The way the climax is presented would be perhaps more appropriate for a more lurid western, with most shots going wild-far more shots are fired than are strictly necessary, in true action film tradition. This is just the point though, as the end is supposed to be at odds with the grittily realistic nature of the rest of the film. The end result is a powerful message powerfully put across.

That is not to say that other westerns that do not necessarily share this sentiment (at least to this level) are less powerful-the theme of 'Once Upon A Time In The West' is equally strong and affecting, but the message is different and presented in a different way. 'Unforgiven' proves though, both to the writer W.W. Beauchamp (Saul Rubinek) and to the audience, that there is a flip side to every story and a dark side to every man.
Conner R

Super Reviewer

January 24, 2010
This was the best possible way for Clint Eastwood to retire from westerns.
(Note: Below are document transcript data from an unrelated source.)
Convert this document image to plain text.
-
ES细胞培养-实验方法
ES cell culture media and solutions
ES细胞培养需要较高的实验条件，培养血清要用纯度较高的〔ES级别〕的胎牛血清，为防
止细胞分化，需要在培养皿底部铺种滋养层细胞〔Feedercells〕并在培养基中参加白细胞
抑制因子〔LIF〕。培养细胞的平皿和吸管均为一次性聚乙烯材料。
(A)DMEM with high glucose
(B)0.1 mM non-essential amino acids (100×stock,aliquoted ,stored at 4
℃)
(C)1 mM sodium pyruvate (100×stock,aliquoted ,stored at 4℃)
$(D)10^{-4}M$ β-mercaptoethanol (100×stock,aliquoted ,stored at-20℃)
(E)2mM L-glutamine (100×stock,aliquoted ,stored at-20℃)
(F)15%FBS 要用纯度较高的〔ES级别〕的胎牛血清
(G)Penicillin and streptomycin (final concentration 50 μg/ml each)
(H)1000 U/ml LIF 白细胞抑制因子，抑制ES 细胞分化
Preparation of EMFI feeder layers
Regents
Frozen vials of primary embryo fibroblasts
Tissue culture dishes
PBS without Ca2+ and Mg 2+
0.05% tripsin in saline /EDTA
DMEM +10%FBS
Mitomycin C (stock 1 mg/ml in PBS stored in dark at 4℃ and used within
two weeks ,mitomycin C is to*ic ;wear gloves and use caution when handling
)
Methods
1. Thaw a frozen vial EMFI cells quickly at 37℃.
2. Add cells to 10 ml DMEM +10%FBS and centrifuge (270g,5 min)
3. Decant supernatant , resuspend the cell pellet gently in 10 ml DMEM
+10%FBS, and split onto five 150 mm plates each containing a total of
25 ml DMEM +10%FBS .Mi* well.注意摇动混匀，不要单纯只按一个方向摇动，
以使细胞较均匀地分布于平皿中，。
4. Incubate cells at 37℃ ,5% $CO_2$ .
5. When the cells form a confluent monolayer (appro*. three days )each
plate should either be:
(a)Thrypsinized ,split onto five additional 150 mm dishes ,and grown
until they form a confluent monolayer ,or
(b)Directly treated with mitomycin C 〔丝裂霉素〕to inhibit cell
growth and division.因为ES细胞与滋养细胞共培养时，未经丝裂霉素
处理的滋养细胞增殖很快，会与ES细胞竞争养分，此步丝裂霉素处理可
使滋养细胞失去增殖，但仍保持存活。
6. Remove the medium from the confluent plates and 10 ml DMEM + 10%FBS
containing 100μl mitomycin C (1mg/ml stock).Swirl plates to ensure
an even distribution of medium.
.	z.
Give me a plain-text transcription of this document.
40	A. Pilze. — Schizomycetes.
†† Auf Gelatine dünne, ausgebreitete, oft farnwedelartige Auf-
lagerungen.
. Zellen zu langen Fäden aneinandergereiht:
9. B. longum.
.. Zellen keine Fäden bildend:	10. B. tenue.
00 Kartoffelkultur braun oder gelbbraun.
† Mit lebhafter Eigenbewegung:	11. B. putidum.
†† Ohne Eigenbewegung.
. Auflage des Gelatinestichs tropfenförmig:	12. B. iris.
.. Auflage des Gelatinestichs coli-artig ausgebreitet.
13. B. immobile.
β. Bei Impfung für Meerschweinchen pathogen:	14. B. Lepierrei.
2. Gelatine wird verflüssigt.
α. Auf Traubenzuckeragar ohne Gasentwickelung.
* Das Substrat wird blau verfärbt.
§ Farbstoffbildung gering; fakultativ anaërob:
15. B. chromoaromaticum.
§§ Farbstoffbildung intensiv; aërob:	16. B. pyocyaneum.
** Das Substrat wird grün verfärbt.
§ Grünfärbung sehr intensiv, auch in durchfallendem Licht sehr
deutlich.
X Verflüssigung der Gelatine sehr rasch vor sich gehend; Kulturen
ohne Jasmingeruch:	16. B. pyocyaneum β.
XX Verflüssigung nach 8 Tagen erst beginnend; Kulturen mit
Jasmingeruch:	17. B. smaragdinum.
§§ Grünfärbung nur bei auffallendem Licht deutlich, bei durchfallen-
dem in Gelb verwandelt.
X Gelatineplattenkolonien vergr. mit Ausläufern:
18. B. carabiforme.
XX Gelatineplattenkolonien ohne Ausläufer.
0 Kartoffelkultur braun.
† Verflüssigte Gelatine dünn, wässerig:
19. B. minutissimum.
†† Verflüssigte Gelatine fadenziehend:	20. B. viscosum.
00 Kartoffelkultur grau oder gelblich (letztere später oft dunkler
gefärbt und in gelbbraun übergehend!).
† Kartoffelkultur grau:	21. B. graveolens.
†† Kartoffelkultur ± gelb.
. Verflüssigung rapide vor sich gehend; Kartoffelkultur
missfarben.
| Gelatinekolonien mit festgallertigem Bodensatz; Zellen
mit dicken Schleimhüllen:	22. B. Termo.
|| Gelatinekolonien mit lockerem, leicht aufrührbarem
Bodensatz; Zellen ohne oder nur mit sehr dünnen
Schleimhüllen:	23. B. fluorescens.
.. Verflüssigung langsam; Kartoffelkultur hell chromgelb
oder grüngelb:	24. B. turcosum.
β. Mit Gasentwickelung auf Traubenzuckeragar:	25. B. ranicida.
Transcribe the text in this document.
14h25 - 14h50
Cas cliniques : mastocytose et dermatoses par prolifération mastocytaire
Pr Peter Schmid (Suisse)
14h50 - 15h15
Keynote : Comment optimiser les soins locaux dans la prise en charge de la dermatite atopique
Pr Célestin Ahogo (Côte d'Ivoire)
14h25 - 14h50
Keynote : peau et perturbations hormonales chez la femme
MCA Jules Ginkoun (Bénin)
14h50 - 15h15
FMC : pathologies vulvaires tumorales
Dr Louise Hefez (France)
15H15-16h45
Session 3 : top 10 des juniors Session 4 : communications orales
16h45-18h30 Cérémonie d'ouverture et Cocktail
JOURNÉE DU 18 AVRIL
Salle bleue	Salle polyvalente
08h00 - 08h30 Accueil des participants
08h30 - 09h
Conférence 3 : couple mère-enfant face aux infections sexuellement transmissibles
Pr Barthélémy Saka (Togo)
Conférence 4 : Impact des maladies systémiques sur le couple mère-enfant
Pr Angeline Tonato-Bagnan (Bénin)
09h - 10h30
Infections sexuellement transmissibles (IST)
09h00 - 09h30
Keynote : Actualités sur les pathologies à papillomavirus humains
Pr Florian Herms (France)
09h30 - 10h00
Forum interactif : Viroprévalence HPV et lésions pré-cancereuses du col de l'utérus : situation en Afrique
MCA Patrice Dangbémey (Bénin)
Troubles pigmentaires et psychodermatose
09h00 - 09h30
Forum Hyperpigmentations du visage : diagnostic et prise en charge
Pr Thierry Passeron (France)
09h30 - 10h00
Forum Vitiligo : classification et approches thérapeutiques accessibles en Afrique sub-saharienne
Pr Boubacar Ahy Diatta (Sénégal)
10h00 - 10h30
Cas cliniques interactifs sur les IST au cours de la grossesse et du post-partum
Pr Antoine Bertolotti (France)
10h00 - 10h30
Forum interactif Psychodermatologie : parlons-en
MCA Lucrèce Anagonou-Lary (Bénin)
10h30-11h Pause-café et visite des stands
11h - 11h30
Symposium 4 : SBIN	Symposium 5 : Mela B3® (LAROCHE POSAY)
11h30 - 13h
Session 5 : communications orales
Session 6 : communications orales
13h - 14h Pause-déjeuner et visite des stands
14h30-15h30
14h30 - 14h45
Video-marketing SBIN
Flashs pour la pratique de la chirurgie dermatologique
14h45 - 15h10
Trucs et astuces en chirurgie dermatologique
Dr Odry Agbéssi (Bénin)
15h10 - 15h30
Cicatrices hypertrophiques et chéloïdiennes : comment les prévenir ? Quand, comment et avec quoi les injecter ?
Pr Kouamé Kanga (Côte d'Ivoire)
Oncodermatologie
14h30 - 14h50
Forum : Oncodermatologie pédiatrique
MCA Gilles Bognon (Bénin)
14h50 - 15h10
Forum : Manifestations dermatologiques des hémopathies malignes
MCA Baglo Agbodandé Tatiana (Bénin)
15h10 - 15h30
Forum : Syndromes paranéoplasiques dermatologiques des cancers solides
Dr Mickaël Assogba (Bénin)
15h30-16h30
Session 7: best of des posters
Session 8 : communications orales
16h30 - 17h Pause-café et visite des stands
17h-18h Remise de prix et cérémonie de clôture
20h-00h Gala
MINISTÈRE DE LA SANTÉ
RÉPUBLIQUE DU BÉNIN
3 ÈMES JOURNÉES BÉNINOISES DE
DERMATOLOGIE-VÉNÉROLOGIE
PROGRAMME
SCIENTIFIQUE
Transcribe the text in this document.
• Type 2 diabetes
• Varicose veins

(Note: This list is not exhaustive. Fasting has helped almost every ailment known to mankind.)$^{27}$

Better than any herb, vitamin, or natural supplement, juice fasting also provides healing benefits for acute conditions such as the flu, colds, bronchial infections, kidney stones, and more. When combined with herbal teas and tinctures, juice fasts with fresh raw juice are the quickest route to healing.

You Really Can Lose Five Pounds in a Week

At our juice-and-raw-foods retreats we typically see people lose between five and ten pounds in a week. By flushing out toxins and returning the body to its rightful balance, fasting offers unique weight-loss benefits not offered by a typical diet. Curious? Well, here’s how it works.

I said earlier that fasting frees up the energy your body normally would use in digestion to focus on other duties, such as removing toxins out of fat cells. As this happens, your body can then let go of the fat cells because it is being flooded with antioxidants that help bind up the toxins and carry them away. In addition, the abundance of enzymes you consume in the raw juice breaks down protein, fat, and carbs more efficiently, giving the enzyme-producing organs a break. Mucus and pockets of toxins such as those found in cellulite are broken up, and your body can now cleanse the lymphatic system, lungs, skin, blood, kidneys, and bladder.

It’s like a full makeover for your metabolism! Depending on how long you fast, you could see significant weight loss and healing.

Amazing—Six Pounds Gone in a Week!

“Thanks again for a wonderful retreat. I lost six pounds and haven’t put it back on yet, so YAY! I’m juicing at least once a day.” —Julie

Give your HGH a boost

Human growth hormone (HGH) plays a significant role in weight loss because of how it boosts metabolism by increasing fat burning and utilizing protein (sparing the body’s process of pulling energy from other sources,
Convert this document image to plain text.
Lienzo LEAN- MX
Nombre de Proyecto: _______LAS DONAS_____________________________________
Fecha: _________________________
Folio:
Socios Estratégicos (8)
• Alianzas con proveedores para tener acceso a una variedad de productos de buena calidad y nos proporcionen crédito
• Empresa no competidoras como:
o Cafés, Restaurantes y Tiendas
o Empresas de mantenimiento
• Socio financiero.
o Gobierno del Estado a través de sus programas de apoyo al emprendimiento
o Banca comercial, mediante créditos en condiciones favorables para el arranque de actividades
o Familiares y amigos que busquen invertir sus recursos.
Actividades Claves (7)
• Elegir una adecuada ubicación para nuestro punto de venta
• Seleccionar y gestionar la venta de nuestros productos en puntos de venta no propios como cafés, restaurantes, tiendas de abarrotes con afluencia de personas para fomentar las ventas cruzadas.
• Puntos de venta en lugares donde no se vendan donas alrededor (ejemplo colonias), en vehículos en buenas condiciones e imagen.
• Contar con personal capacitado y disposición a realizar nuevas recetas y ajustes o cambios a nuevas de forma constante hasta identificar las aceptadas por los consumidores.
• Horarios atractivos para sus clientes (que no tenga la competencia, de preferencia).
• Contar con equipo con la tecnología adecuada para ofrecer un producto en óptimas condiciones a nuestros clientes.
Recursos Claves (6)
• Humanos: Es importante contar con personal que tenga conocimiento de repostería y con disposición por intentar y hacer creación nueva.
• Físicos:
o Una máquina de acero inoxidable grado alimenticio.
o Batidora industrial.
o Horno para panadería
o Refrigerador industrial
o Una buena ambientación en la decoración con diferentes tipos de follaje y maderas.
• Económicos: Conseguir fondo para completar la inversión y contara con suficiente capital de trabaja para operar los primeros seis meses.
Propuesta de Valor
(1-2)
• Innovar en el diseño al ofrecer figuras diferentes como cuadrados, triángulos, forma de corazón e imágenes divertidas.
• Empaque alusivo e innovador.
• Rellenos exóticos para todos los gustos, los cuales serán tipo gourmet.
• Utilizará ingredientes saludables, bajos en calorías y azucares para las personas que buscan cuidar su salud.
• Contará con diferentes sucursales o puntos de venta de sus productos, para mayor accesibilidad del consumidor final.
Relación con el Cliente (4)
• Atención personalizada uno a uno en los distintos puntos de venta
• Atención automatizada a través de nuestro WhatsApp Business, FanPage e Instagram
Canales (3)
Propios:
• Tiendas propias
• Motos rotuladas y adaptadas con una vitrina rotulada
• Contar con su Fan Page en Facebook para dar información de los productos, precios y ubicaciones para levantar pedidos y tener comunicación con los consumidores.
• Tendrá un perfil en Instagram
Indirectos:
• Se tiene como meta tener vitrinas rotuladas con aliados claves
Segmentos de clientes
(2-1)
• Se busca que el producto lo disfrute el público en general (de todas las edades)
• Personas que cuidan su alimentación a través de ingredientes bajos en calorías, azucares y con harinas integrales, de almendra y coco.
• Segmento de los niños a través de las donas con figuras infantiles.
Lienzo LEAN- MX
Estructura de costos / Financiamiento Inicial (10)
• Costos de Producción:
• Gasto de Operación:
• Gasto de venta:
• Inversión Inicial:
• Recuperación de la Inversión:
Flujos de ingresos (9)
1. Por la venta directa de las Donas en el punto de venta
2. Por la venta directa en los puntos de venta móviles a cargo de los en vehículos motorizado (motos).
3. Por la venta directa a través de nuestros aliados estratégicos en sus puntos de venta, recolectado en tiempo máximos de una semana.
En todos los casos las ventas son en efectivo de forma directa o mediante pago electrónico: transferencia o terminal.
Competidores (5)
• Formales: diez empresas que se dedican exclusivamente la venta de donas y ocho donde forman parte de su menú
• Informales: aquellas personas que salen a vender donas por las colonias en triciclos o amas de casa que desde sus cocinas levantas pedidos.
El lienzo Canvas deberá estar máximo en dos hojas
He gave his first really unique directing job and one of his better performances. Gene Hackman and Morgan Freeman also gave strong performances. In many ways it is also the death of the American Western, taking all the glory out of gunslingers. However, it honors the genre in every way possible. It's shot beautifully and uses all the great tension filled techniques. The scene with English Bob in the jail is amazing still.